Daviscup-Auslosung: Österreich in Weltgruppe auswärts gegen USA

  • Reaktion von Bresnik: "Ein Hammerlos, USA habe ich mir nicht gewünscht!"
  • Koubek gibt sich geschockt und ist "schmähstad"

Österreichs Tennis-Team der Herren steht in der Daviscup-Weltgruppe vor einer äußerst schwierigen Aufgabe. Das ÖTV- Team zog bei der Auslosung in London den 31-fachen Rekord-Sieger USA. Das US-Team hat von 6. bis 8. Februar zudem Heimvorteil und damit die Wahl des Belages.

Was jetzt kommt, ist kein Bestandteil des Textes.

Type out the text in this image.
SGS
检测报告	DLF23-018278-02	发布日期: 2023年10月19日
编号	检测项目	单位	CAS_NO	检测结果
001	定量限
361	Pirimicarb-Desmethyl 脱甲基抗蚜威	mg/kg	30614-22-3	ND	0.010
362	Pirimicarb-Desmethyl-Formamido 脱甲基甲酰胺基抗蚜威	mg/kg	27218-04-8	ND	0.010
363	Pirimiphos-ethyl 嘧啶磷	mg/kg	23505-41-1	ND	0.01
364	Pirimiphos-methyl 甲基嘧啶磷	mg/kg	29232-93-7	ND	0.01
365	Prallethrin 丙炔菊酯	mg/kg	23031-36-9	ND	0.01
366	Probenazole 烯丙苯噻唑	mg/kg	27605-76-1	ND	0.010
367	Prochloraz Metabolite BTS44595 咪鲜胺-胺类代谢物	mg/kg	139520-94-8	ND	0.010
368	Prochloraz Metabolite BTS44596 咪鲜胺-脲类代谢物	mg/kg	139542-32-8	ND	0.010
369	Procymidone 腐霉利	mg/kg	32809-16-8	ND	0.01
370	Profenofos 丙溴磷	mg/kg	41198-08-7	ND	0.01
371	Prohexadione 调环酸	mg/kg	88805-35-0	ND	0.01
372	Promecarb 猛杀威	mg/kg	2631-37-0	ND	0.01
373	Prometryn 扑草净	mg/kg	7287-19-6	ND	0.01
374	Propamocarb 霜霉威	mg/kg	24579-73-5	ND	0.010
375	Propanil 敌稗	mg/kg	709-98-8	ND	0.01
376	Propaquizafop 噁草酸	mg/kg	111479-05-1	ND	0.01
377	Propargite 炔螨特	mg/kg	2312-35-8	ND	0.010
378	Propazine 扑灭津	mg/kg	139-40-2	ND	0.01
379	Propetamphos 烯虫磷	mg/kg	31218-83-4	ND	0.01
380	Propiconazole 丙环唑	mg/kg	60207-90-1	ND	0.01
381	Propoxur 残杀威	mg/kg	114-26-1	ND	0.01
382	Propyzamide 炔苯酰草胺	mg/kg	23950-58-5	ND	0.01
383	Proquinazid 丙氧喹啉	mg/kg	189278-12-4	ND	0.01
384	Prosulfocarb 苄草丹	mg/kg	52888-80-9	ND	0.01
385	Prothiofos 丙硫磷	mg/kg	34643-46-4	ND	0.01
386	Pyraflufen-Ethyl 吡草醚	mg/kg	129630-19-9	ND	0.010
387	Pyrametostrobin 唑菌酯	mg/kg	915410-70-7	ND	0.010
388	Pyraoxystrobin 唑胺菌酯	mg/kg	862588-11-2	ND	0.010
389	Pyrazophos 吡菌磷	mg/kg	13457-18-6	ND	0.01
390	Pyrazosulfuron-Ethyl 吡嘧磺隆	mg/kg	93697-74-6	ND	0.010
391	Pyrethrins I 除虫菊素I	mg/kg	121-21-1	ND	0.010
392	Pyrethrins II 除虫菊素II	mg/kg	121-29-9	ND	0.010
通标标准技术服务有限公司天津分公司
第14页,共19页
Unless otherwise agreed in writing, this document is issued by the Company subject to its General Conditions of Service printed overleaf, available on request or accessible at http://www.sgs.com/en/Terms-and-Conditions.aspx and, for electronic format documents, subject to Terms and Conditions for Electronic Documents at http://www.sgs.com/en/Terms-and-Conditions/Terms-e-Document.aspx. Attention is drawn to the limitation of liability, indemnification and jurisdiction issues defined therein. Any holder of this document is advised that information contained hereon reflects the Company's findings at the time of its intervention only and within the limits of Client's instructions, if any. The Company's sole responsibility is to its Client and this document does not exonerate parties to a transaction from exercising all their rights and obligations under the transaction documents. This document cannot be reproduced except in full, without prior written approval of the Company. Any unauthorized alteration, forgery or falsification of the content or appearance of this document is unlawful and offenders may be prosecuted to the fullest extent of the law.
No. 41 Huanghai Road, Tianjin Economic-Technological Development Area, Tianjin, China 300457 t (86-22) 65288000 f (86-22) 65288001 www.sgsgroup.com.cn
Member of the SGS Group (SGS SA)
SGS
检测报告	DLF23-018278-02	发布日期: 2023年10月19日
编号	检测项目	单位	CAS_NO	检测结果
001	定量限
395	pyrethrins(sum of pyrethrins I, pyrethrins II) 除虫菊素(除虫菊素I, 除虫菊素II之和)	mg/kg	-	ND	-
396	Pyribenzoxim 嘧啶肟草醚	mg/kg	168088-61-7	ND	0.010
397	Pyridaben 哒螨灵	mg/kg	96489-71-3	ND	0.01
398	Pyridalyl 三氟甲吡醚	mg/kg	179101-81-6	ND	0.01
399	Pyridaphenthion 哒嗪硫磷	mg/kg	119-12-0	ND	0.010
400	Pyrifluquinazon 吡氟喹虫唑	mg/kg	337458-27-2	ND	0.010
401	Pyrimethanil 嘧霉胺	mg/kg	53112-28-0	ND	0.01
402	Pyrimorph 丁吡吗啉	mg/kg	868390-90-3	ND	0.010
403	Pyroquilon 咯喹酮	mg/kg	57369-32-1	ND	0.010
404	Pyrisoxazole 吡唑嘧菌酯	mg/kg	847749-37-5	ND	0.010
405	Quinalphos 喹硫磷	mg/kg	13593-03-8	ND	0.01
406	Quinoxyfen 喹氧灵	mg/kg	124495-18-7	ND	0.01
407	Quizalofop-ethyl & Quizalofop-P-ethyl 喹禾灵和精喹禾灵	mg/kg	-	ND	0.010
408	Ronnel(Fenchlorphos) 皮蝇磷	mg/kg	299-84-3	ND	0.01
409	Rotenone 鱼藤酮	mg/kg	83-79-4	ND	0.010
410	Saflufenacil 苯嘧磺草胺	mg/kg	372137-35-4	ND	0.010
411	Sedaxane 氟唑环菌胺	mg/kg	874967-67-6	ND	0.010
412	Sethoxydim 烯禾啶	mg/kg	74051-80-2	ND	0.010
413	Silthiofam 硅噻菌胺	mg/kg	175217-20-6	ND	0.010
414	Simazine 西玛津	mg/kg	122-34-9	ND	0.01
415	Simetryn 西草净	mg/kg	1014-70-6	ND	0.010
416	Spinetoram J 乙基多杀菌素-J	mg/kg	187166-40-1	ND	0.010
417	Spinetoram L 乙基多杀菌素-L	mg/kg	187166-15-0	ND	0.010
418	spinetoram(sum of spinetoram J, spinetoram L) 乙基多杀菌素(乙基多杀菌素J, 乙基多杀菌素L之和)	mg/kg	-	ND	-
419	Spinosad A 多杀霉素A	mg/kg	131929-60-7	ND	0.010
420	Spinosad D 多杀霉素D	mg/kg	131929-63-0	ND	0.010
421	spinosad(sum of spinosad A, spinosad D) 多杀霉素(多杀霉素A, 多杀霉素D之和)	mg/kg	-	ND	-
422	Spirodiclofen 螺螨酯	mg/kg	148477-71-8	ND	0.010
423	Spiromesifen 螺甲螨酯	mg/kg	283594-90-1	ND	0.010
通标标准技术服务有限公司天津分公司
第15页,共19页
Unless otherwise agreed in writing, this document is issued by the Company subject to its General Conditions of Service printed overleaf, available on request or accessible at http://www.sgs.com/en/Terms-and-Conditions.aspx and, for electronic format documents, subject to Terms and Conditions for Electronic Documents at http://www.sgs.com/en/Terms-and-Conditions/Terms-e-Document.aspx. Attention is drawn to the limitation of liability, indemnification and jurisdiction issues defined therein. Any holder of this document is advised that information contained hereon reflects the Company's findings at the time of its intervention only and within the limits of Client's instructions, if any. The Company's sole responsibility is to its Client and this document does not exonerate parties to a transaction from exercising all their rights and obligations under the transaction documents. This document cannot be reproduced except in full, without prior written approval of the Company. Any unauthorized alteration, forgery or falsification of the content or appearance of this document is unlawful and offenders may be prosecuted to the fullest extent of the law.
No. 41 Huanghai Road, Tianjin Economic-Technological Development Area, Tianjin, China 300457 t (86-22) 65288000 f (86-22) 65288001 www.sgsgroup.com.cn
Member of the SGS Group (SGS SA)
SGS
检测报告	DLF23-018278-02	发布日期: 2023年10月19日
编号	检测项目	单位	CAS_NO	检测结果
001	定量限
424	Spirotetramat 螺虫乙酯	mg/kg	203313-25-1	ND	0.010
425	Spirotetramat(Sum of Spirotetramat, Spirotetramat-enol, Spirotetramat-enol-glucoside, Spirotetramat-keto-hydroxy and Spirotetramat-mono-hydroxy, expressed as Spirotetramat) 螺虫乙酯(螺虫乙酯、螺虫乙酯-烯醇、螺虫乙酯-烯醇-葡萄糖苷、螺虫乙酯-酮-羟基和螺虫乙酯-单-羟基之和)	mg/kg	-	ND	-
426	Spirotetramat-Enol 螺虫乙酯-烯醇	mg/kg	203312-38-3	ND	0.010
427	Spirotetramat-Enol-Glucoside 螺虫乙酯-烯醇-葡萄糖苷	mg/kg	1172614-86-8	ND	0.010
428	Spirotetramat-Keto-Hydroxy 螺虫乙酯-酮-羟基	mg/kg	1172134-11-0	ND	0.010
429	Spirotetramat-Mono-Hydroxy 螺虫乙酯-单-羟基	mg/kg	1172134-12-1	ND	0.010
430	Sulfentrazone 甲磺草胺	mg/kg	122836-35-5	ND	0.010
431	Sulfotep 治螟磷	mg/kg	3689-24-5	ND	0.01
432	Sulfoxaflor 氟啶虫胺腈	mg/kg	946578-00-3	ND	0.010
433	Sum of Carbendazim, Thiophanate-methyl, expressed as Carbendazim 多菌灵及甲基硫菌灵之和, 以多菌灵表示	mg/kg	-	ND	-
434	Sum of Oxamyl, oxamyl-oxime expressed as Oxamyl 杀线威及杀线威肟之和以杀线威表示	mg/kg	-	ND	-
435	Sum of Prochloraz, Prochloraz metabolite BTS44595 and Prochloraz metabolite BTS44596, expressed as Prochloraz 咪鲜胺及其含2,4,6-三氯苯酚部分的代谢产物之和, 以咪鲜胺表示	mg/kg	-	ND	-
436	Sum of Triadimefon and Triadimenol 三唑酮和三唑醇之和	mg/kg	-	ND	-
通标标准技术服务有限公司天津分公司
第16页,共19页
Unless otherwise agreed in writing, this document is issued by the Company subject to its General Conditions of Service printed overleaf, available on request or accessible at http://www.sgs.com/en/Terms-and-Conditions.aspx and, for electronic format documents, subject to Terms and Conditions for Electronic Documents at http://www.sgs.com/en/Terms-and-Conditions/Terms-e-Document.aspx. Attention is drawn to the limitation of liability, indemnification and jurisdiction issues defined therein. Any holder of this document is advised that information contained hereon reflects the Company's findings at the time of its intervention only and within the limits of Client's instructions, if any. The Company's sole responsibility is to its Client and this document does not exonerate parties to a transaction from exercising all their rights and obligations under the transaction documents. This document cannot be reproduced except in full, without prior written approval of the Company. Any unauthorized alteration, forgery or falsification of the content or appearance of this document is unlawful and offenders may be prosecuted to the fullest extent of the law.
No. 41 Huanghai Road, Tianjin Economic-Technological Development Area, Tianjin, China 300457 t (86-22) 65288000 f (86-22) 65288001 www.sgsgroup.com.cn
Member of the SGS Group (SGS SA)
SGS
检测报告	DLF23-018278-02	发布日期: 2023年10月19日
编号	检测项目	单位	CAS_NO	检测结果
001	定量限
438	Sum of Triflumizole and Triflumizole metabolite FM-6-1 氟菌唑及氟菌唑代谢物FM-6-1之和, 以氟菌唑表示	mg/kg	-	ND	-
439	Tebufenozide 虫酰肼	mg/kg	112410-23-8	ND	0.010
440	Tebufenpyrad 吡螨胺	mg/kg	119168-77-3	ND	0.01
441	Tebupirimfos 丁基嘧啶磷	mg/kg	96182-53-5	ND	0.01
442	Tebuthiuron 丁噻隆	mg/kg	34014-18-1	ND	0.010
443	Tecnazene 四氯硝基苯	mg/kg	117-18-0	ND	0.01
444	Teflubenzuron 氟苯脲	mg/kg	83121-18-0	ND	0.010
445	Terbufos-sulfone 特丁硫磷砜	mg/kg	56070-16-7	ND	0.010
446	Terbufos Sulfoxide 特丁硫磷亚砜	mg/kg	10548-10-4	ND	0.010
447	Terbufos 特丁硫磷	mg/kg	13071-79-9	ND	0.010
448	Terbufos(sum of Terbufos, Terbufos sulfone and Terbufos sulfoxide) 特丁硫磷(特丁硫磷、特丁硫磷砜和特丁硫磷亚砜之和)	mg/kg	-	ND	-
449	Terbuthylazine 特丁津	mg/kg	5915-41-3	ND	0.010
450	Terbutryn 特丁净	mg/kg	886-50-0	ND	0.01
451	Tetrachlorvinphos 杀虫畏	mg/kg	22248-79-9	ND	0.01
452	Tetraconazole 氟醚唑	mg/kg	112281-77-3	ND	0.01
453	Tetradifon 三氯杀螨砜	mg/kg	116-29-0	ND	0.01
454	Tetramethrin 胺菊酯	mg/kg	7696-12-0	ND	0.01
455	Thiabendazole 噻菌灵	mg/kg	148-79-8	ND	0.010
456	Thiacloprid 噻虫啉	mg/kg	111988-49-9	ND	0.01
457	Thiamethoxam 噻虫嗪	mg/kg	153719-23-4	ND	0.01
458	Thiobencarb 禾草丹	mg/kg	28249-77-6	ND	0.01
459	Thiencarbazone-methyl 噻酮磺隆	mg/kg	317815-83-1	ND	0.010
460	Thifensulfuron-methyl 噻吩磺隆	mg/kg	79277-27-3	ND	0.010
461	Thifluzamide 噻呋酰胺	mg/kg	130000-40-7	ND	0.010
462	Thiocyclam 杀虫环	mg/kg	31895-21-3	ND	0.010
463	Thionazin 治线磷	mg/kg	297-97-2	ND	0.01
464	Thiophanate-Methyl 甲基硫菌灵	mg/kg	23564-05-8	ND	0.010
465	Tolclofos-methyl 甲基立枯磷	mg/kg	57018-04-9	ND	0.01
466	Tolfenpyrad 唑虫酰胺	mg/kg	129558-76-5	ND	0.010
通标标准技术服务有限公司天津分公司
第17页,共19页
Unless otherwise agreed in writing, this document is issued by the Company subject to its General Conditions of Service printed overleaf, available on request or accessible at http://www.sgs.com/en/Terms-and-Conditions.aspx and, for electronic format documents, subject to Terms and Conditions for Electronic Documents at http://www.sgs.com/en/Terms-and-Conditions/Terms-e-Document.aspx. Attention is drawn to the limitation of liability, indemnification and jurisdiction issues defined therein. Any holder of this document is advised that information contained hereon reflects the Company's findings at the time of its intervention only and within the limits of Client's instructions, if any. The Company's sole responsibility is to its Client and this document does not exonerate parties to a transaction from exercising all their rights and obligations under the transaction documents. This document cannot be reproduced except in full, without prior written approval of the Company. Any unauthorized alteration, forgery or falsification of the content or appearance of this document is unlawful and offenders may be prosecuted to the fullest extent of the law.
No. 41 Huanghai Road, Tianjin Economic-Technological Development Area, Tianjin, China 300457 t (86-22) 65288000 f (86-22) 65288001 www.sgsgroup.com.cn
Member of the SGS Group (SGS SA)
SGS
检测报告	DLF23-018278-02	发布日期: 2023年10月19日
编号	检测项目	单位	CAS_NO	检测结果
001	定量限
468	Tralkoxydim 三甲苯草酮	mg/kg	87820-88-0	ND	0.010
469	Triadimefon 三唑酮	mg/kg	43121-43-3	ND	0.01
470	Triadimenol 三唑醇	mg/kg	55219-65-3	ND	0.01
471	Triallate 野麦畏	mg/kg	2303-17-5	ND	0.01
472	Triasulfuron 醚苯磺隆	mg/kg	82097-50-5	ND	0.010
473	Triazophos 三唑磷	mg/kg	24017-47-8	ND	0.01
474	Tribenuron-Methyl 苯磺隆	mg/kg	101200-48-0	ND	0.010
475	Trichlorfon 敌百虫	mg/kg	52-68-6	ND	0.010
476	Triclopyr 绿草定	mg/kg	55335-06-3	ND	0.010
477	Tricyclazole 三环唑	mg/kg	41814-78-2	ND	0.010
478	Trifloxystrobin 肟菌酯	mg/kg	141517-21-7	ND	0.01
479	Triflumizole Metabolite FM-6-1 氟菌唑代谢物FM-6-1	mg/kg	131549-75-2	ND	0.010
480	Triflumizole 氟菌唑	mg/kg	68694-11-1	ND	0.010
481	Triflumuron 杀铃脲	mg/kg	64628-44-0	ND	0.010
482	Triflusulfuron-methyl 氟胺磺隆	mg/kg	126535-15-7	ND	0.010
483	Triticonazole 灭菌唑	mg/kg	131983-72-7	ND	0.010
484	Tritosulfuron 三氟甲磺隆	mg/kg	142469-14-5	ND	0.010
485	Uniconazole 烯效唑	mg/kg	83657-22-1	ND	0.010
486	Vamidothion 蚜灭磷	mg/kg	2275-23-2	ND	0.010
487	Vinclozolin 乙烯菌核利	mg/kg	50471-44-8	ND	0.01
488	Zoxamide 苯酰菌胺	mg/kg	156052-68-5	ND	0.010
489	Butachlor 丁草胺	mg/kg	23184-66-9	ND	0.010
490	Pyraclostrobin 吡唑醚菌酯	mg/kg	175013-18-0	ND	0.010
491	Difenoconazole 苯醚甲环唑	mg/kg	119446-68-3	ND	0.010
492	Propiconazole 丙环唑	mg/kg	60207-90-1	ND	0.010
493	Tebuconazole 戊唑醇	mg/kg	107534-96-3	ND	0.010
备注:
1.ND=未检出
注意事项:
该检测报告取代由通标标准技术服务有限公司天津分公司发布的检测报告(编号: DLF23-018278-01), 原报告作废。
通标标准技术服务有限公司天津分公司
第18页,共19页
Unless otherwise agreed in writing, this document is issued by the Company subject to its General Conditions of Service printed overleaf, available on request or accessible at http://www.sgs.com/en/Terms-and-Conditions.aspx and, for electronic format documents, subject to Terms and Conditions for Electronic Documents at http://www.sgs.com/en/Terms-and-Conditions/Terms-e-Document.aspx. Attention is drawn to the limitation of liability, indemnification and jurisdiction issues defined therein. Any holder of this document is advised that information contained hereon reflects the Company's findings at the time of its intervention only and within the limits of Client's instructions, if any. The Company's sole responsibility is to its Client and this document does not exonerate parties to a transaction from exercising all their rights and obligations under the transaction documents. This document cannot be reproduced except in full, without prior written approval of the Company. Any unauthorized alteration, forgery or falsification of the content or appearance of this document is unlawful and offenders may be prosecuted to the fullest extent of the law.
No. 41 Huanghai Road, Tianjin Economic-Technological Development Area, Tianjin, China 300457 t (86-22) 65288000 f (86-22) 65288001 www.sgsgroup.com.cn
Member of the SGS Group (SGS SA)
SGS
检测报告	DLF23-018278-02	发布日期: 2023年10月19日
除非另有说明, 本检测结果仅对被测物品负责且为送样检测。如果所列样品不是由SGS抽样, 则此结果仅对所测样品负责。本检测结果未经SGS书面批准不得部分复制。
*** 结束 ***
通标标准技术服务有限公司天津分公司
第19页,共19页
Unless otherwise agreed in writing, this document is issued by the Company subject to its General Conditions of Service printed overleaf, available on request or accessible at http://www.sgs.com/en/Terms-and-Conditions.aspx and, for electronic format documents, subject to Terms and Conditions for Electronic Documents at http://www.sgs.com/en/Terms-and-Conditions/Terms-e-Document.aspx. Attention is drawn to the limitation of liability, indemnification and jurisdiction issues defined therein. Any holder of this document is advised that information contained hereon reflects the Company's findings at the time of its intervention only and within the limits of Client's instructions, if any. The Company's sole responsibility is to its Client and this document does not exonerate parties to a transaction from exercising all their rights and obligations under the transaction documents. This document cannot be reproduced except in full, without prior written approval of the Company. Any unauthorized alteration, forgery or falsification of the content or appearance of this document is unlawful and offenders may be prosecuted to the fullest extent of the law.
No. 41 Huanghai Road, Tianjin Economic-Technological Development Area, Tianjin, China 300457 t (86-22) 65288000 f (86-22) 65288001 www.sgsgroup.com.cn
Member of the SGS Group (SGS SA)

Stefan Koubek und Co. hatten sich am Wochenende mit einem 3:2- Erfolg in Pörtschach gegen Belgien erstmals seit vier Jahren wieder für die Weltgruppe qualifiziert. Die Amerikaner scheinen eine unlösbare Aufgabe für unser Daviscup-Team zu sein.

Erste Reaktionen
Daviscup-Kapitän Günter Bresnik: "Das ist ein richtiges Hammerlos, die USA und Australien habe ich mir nicht gewünscht. Das sind vom Spielmaterial her die zwei stärksten Mannschaften. Ich rechen mit Roddick, Fish oder Blake und den Bryan-Brüdern, mit Agassi rechne ich nicht. Die Chancen sind sehr gering. Aber man darf das Glück nicht überstrapazieren, das wir gegen Belgien hatten. Die Freude über das schöne Wochenende werde ich mir nicht gleich verderben lassen."

Stefan Koubek: "Zuerst hab' ich's ja gar nicht glauben können: Amerika auswärts in der ersten Weltgruppen-Runde 2004. Das ist ein echter Schocker. Das in jeder Hinsicht blödeste Los. Sogar noch schlimmer als Australien - weil da hätten wir nach den Australian Open unten bleiben können. Im Moment bin ich ein bissl schmähstad. Die Amis werden uns wahrscheinlich auf einen schnellen Platz stellen - und die können wahrscheinlich 14 Mannschaften aufstellen, gegen die wir krasser Außenseiter sind. Was können wir tun? Hinfahren und schauen, dass wir uns so gut wie möglich verkaufen. Und alles probieren, damit vielleicht so ein Wunder möglich wird wie im April 2002, als unser Fed-Cup-Team wohl als genauso großer Außenseiter nach Amerika gefahren ist - und dann doch gewonnen hat. In solchen Fällen greift man wohl gern zu Floskeln wie "Der Daviscup hat eigene Gesetze".

Julian Knowle: "Die Chance auf ein Heimspiel war schon sehr gering, und jetzt auch noch Amerika. Diese Auslosung ist für uns sicher nicht glücklich. Die haben so viele gute Spieler, egal wer spielt, die sind in jeder Besetzung fast unschlagbar. Die Bryan-Brüder sind im Doppel die Nummer eins und zwei der Welt, das spricht für sich. Da kommen derzeit nur Björkman/Woodbridge heran."

ÖTV-Generalsekretär Martin Reiter: "Das war das zweitschlechteste Los, das schlechteste wäre Australien gewesen. Abgesehen von der Reisen ist auch der Gegner übermächtig. Die Favoritenrolle liegt ganz klar bei den USA. Aber sag niemals nie, alles ist im Tennis möglich, aber da muss alles passen. Wir können nicht darauf zählen, dass die Herren den selben Blödsinn wie die Damen im Vorjahr machen (Anm.: Österreich gewann im Fed Cup in Charlotte mit 3:2). Sie werden mit Sicherheit auf Hardcourt spielen."